El regreso
Fotografía de Conchi Valencia MorenoTodos hemos oído sobre la España vaciada, fenómeno que sufren también nuestras islas, en menor escala, claro, pero por las mismas causas: éxodo a las ciudades de muchos jóvenes del ámbito rural, en el que se quedan sólo los viejos, por lo que no hay relevo generacional. Se abandonan los campos de cultivo y desaparece la ganadería. También los viejos desaparecen y ahí quedan los pueblos y casas de campo abandonados, desmoronándose.
Pero no nos lamentemos, aunque algunos vuelven a retomar las tareas del campo, la industria turística ha sabido sacarle provecho a este fenómeno surgiendo en aquellos barrios olvidados, donde menos lo esperas, hoteles rurales, casas vacacionales y otros atractivos como el senderismo. Esto hace que, por una parte, nos esmeremos en hacer atractiva y cómoda la propiedad, conservando su esencia en el paisaje y, otra, un medio de sacarle rendimiento económico a la casa de los abuelos.
El siguiente relato es la historia de un pionero en estas empresas que no se resignó a ver el deterioro de la casa de su niñez por su obligada ausencia.
Creía que nunca iba a volver y, un día, después de cincuenta años, se ve haciendo la maleta. Sobre la mesa de noche el billete de avión y el pasaporte. De vez en cuando les echa un vistazo, todavía no se hace a la idea de que, después de tantos años, volverá a la tierra que le vio nacer, al pueblo cumbrero de su niñez, a la casa de sus padres: su casa.

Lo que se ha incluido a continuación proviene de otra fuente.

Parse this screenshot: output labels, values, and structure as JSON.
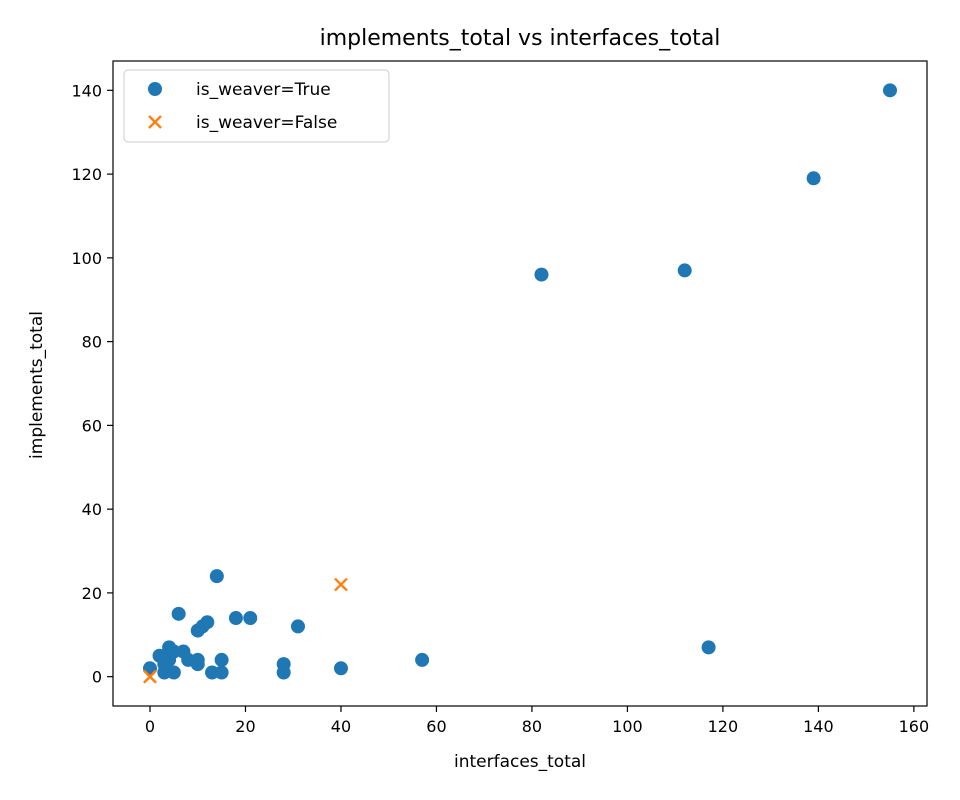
{
  "chart_data": {
    "type": "scatter",
    "title": "implements_total vs interfaces_total",
    "xlabel": "interfaces_total",
    "ylabel": "implements_total",
    "xlim": [
      -7.75,
      162.75
    ],
    "ylim": [
      -7,
      147
    ],
    "xticks": [
      0,
      20,
      40,
      60,
      80,
      100,
      120,
      140,
      160
    ],
    "yticks": [
      0,
      20,
      40,
      60,
      80,
      100,
      120,
      140
    ],
    "grid": false,
    "legend_position": "upper-left",
    "series": [
      {
        "name": "is_weaver=True",
        "marker": "circle",
        "color": "#1f77b4",
        "points": [
          [
            0,
            2
          ],
          [
            2,
            5
          ],
          [
            3,
            3
          ],
          [
            3,
            1
          ],
          [
            4,
            7
          ],
          [
            4,
            4
          ],
          [
            5,
            6
          ],
          [
            5,
            1
          ],
          [
            6,
            15
          ],
          [
            7,
            6
          ],
          [
            8,
            4
          ],
          [
            10,
            11
          ],
          [
            10,
            4
          ],
          [
            10,
            3
          ],
          [
            11,
            12
          ],
          [
            12,
            13
          ],
          [
            13,
            1
          ],
          [
            14,
            24
          ],
          [
            15,
            4
          ],
          [
            15,
            1
          ],
          [
            18,
            14
          ],
          [
            21,
            14
          ],
          [
            28,
            3
          ],
          [
            28,
            1
          ],
          [
            31,
            12
          ],
          [
            40,
            2
          ],
          [
            57,
            4
          ],
          [
            82,
            96
          ],
          [
            112,
            97
          ],
          [
            117,
            7
          ],
          [
            139,
            119
          ],
          [
            155,
            140
          ]
        ]
      },
      {
        "name": "is_weaver=False",
        "marker": "x",
        "color": "#ff7f0e",
        "points": [
          [
            0,
            0
          ],
          [
            0,
            0
          ],
          [
            40,
            22
          ]
        ]
      }
    ]
  }
}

Se sienta en la cama con la maleta a medio hacer y hace volar su pensamiento. Tiene muy claro en sus recuerdos las sensaciones de aquellos años vividos al pie del Bentayga: La miseria y el hambre de la posguerra que se sufrió en aquellos parajes fueron paliados por la unión y la generosidad entre los vecinos, y en su casa lo suavizaba el gran amor que sus padres les prodigaban a él y a su hermano gemelo, ya fallecido.
Eran dos chiquillos de apenas ocho años cuando ayudaban con las cabras llevándolas a pastar cerca de aquel grandioso risco. Crecieron a base de leche con gofio, potajes de jaramagos y poco más.
Con ternura le viene a la memoria la niña morena de grandes ojos que vivía cerca de su casa. También el maestro bonachón que les enseñó las primeras letras y algo de cuentas.
Pero basta ya, se dijo; hay que terminar de hacer la maleta. Pero su mente no descansa, le viene de nuevo a la memoria aquel pago de apenas quince familias, casi todos emparentados, al socaire de los almendros en flor, arropados en la bruma entre aquellos dos colosos: Roque Nublo y Bentayga.
Piensa si reconocerá los anhelados riscales, aunque está seguro de encontrarlos diferentes, dado el paso del tiempo. Se dijo que el pueblo tendría que haber crecido y estaría dotado con los adelantos modernos de este siglo, pero no estaba seguro de encontrar de nuevo a algunos de los paisanos que dejó al marchar. De nuevo recuerda a la joven que amó, aquella con la que jugaba de niño: la niña morena. Se habrá casado y ahora será abuela como yo, se dijo.
Se dirige con premura al aeropuerto de Melbourne para emprender ese viaje de regreso, que hizo de ida con veinte años para trabajar en las minas. Le esperan muchas horas de viaje y tiene tiempo de sobra para recrear en su memoria cómo transcurriría el resto de su vida en el pueblo. Se ve paseando por calles adoquinadas de animadas terrazas, casas que conservan aquel encanto familiar que conoció, charlando con su gente... El sitio ideal donde dejar transcurrir plácidamente sus días. Su casa la remozaría, sería auténtico ejemplo de las antiguas y modestas construcciones de la zona cumbrera.
Llegó cansado a Las Palmas. Se alojó en un hotel para emprender al día siguiente el viaje al centro de la isla.
Le costó encontrar el camino para llegar a su anhelada meta. Mientras se acercaba, un presentimiento iba encogiéndole el corazón. Al llegar sus temores se confirmaron: El pueblo casi no existe ya. Está abandonado, no hay nadie, las casas, casi todas en ruinas, la pequeña iglesia sin torre y la maleza cubriéndolo todo. Se acerca a la suya que no tiene puertas ni ventanas sino huecos oscuros, con sus paredes profanadas con obscenos grafitis. Sin muebles: expoliada.
Se sienta, desconsolado, en el quicio del que fue su hogar hace tantísimo tiempo y, mirando al inmenso Bentayga, deja que sus ojos se enturbien.
Su pueblo, desde hace mucho, forma parte de una lista de abandono de sus habitantes por la inexistencia de recursos.